Anthony Stoss: Got it. And then just trying to get a little bit more info on the Latin American carrier that you talked about that you expect to go live with your RPD. I mean really attractive for carriers. Where do you stand with kind of interest levels from other international carriers?
Bill Stone: Yes. So the pipeline is really robust and I expect to have some good things to talk about here over the upcoming future because the pipeline is in really good shape right now. We’re in the process of launching with this quarter with some new Latin American operators, which is encouraging to continue to expand our presence down there and then I touched on Xiaomi as well in my comments. And really the point here is rather than just being only relying upon a few operators here in the U.S., we’ve got to go ahead and cast a wider net and get a wider footprint so we’re not relying upon just upgrade cycles here in the U.S. and that’s exactly what we’re doing.
Anthony Stoss: Got it. Thanks, Bill. Appreciate it.
Bill Stone: Thanks, Tony.
Operator: Our next question comes from Tim Horan with Oppenheimer. Please go ahead.
Tim Horan: Hi guys, thanks. The last few years, I think your fiscal fourth quarter revenues have been down 10% or so and EBITDA a little bit, any reason it should be different this year?
Barrett Garrison: Yes. I don’t know that it would be much of a different seasonal factor. Tim, one thing we are considering is last December quarter was quite unique and didn’t have quite the holiday seasonal lift that many expected in the ad markets. So, we’ve taken what we think is a pretty prudent approach to how we’re thinking about our December quarter. But I don’t think outside of historical trends a seasonal decline, a normal seasonal decline wouldn’t be odd for Q4 this year.
Tim Horan: Got it.
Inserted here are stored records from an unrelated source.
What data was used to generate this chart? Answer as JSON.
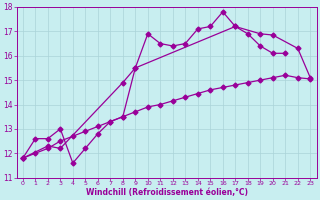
{
  "xlabel": "Windchill (Refroidissement éolien,°C)",
  "bg_color": "#c8eef0",
  "grid_color": "#aad4d8",
  "line_color": "#990099",
  "markersize": 2.5,
  "linewidth": 0.9,
  "xlim": [
    -0.5,
    23.5
  ],
  "ylim": [
    11,
    18
  ],
  "yticks": [
    11,
    12,
    13,
    14,
    15,
    16,
    17,
    18
  ],
  "xticks": [
    0,
    1,
    2,
    3,
    4,
    5,
    6,
    7,
    8,
    9,
    10,
    11,
    12,
    13,
    14,
    15,
    16,
    17,
    18,
    19,
    20,
    21,
    22,
    23
  ],
  "line1_x": [
    0,
    1,
    2,
    3,
    4,
    5,
    6,
    7,
    8,
    9,
    10,
    11,
    12,
    13,
    14,
    15,
    16,
    17,
    18,
    19,
    20,
    21
  ],
  "line1_y": [
    11.8,
    12.6,
    12.6,
    13.0,
    11.6,
    12.2,
    12.8,
    13.3,
    13.5,
    15.5,
    16.9,
    16.5,
    16.4,
    16.5,
    17.1,
    17.2,
    17.8,
    17.2,
    16.9,
    16.4,
    16.1,
    16.1
  ],
  "line2_x": [
    0,
    2,
    3,
    8,
    9,
    17,
    19,
    20,
    22,
    23
  ],
  "line2_y": [
    11.8,
    12.3,
    12.2,
    14.9,
    15.5,
    17.2,
    16.9,
    16.85,
    16.3,
    15.1
  ],
  "line3_x": [
    0,
    1,
    2,
    3,
    4,
    5,
    6,
    7,
    8,
    9,
    10,
    11,
    12,
    13,
    14,
    15,
    16,
    17,
    18,
    19,
    20,
    21,
    22,
    23
  ],
  "line3_y": [
    11.8,
    12.0,
    12.2,
    12.5,
    12.7,
    12.9,
    13.1,
    13.3,
    13.5,
    13.7,
    13.9,
    14.0,
    14.15,
    14.3,
    14.45,
    14.6,
    14.7,
    14.8,
    14.9,
    15.0,
    15.1,
    15.2,
    15.1,
    15.05
  ]
}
And can you give us a sense of the profitability of the two main lines of business at this point and maybe relative kind of growth rates for ’25? Yes.
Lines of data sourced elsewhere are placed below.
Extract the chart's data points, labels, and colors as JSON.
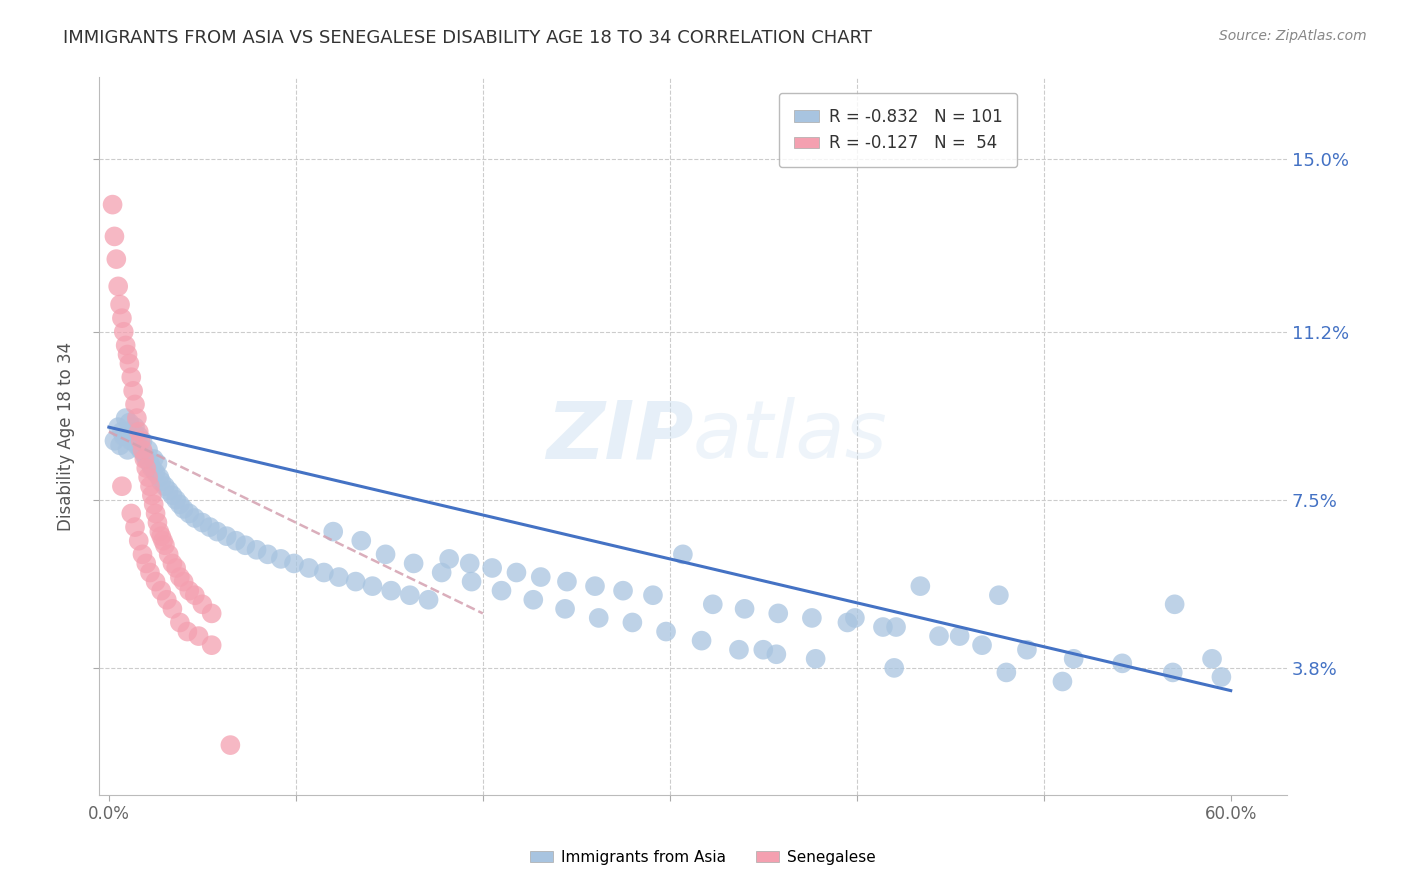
{
  "title": "IMMIGRANTS FROM ASIA VS SENEGALESE DISABILITY AGE 18 TO 34 CORRELATION CHART",
  "source": "Source: ZipAtlas.com",
  "ylabel": "Disability Age 18 to 34",
  "x_tick_labels": [
    "0.0%",
    "",
    "",
    "",
    "",
    "",
    "60.0%"
  ],
  "y_ticks": [
    0.038,
    0.075,
    0.112,
    0.15
  ],
  "y_tick_labels": [
    "3.8%",
    "7.5%",
    "11.2%",
    "15.0%"
  ],
  "xlim": [
    -0.005,
    0.63
  ],
  "ylim": [
    0.01,
    0.168
  ],
  "legend_label_blue": "R = -0.832   N = 101",
  "legend_label_pink": "R = -0.127   N =  54",
  "bottom_legend_blue": "Immigrants from Asia",
  "bottom_legend_pink": "Senegalese",
  "watermark": "ZIPatlas",
  "blue_color": "#a8c4e0",
  "pink_color": "#f4a0b0",
  "blue_line_color": "#4472c4",
  "pink_line_color": "#d4a0b0",
  "grid_color": "#cccccc",
  "title_color": "#333333",
  "axis_label_color": "#555555",
  "right_tick_color": "#4472c4",
  "background_color": "#ffffff",
  "blue_scatter_x": [
    0.003,
    0.005,
    0.006,
    0.007,
    0.008,
    0.009,
    0.01,
    0.011,
    0.012,
    0.013,
    0.014,
    0.015,
    0.016,
    0.017,
    0.018,
    0.019,
    0.02,
    0.021,
    0.022,
    0.023,
    0.024,
    0.025,
    0.026,
    0.027,
    0.028,
    0.03,
    0.032,
    0.034,
    0.036,
    0.038,
    0.04,
    0.043,
    0.046,
    0.05,
    0.054,
    0.058,
    0.063,
    0.068,
    0.073,
    0.079,
    0.085,
    0.092,
    0.099,
    0.107,
    0.115,
    0.123,
    0.132,
    0.141,
    0.151,
    0.161,
    0.171,
    0.182,
    0.193,
    0.205,
    0.218,
    0.231,
    0.245,
    0.26,
    0.275,
    0.291,
    0.307,
    0.323,
    0.34,
    0.358,
    0.376,
    0.395,
    0.414,
    0.434,
    0.455,
    0.476,
    0.12,
    0.135,
    0.148,
    0.163,
    0.178,
    0.194,
    0.21,
    0.227,
    0.244,
    0.262,
    0.28,
    0.298,
    0.317,
    0.337,
    0.357,
    0.378,
    0.399,
    0.421,
    0.444,
    0.467,
    0.491,
    0.516,
    0.542,
    0.569,
    0.57,
    0.59,
    0.595,
    0.35,
    0.42,
    0.48,
    0.51
  ],
  "blue_scatter_y": [
    0.088,
    0.091,
    0.087,
    0.09,
    0.089,
    0.093,
    0.086,
    0.092,
    0.088,
    0.09,
    0.091,
    0.087,
    0.089,
    0.086,
    0.088,
    0.085,
    0.084,
    0.086,
    0.083,
    0.082,
    0.084,
    0.081,
    0.083,
    0.08,
    0.079,
    0.078,
    0.077,
    0.076,
    0.075,
    0.074,
    0.073,
    0.072,
    0.071,
    0.07,
    0.069,
    0.068,
    0.067,
    0.066,
    0.065,
    0.064,
    0.063,
    0.062,
    0.061,
    0.06,
    0.059,
    0.058,
    0.057,
    0.056,
    0.055,
    0.054,
    0.053,
    0.062,
    0.061,
    0.06,
    0.059,
    0.058,
    0.057,
    0.056,
    0.055,
    0.054,
    0.063,
    0.052,
    0.051,
    0.05,
    0.049,
    0.048,
    0.047,
    0.056,
    0.045,
    0.054,
    0.068,
    0.066,
    0.063,
    0.061,
    0.059,
    0.057,
    0.055,
    0.053,
    0.051,
    0.049,
    0.048,
    0.046,
    0.044,
    0.042,
    0.041,
    0.04,
    0.049,
    0.047,
    0.045,
    0.043,
    0.042,
    0.04,
    0.039,
    0.037,
    0.052,
    0.04,
    0.036,
    0.042,
    0.038,
    0.037,
    0.035
  ],
  "pink_scatter_x": [
    0.002,
    0.003,
    0.004,
    0.005,
    0.006,
    0.007,
    0.008,
    0.009,
    0.01,
    0.011,
    0.012,
    0.013,
    0.014,
    0.015,
    0.016,
    0.017,
    0.018,
    0.019,
    0.02,
    0.021,
    0.022,
    0.023,
    0.024,
    0.025,
    0.026,
    0.027,
    0.028,
    0.029,
    0.03,
    0.032,
    0.034,
    0.036,
    0.038,
    0.04,
    0.043,
    0.046,
    0.05,
    0.055,
    0.012,
    0.014,
    0.016,
    0.018,
    0.02,
    0.022,
    0.025,
    0.028,
    0.031,
    0.034,
    0.038,
    0.042,
    0.048,
    0.055,
    0.007,
    0.065
  ],
  "pink_scatter_y": [
    0.14,
    0.133,
    0.128,
    0.122,
    0.118,
    0.115,
    0.112,
    0.109,
    0.107,
    0.105,
    0.102,
    0.099,
    0.096,
    0.093,
    0.09,
    0.088,
    0.086,
    0.084,
    0.082,
    0.08,
    0.078,
    0.076,
    0.074,
    0.072,
    0.07,
    0.068,
    0.067,
    0.066,
    0.065,
    0.063,
    0.061,
    0.06,
    0.058,
    0.057,
    0.055,
    0.054,
    0.052,
    0.05,
    0.072,
    0.069,
    0.066,
    0.063,
    0.061,
    0.059,
    0.057,
    0.055,
    0.053,
    0.051,
    0.048,
    0.046,
    0.045,
    0.043,
    0.078,
    0.021
  ],
  "blue_line_x": [
    0.0,
    0.6
  ],
  "blue_line_y": [
    0.091,
    0.033
  ],
  "pink_line_x": [
    0.0,
    0.2
  ],
  "pink_line_y": [
    0.09,
    0.05
  ]
}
Barrett Garrison: Tim was your question around –
Tim Horan: Well, can you give us a sense of, is there much difference in profitability for the two different business units on an EBITDA basis and then and how about growth into 2025, maybe in total for the two units? Yes.
Barrett Garrison: Yes, so let me start with the first one on kind of profitability. I’d say there is a difference on profitability, especially when you think about the margin and we have some details in the Q that you will be able to review which breaks out the profitability. It doesn’t have all the expenses, but just give you a sense of that. But as a reminder, much of our exchange business on our AGP business is reported on a net basis. So you will see the margins are slightly higher. Bottom on an absolute dollar basis they are similar profitability. Of course, there are different products within each of those business units that have different economic and profitability profiles. But typically, I’d say they are similar on an absolute dollar basis, but on a margin basis, our AGP business would be higher.
And then secondly, given the growth profile, we’re not guiding to next year, but you would hear optimism around many of the things, the investments we put in place as well as some of the comps that we’re growing over that would enable and allow us to grow next year.
Tim Horan: Thank you.
Barrett Garrison: Thanks, Tim.
Operator: This concludes our question-and-answer session. I would like to turn the conference back over to Bill Stone for any closing remarks.
Bill Stone: Thanks everyone for joining the call tonight. We’ll look forward to reporting on our progress against all the points made on tonight’s call. We’ll talk to you again in our fiscal 2024 third quarter call in a few months. Thanks, and have a great night.
Operator: The conference has now concluded. Thank you for attending the presentation. You may now disconnect.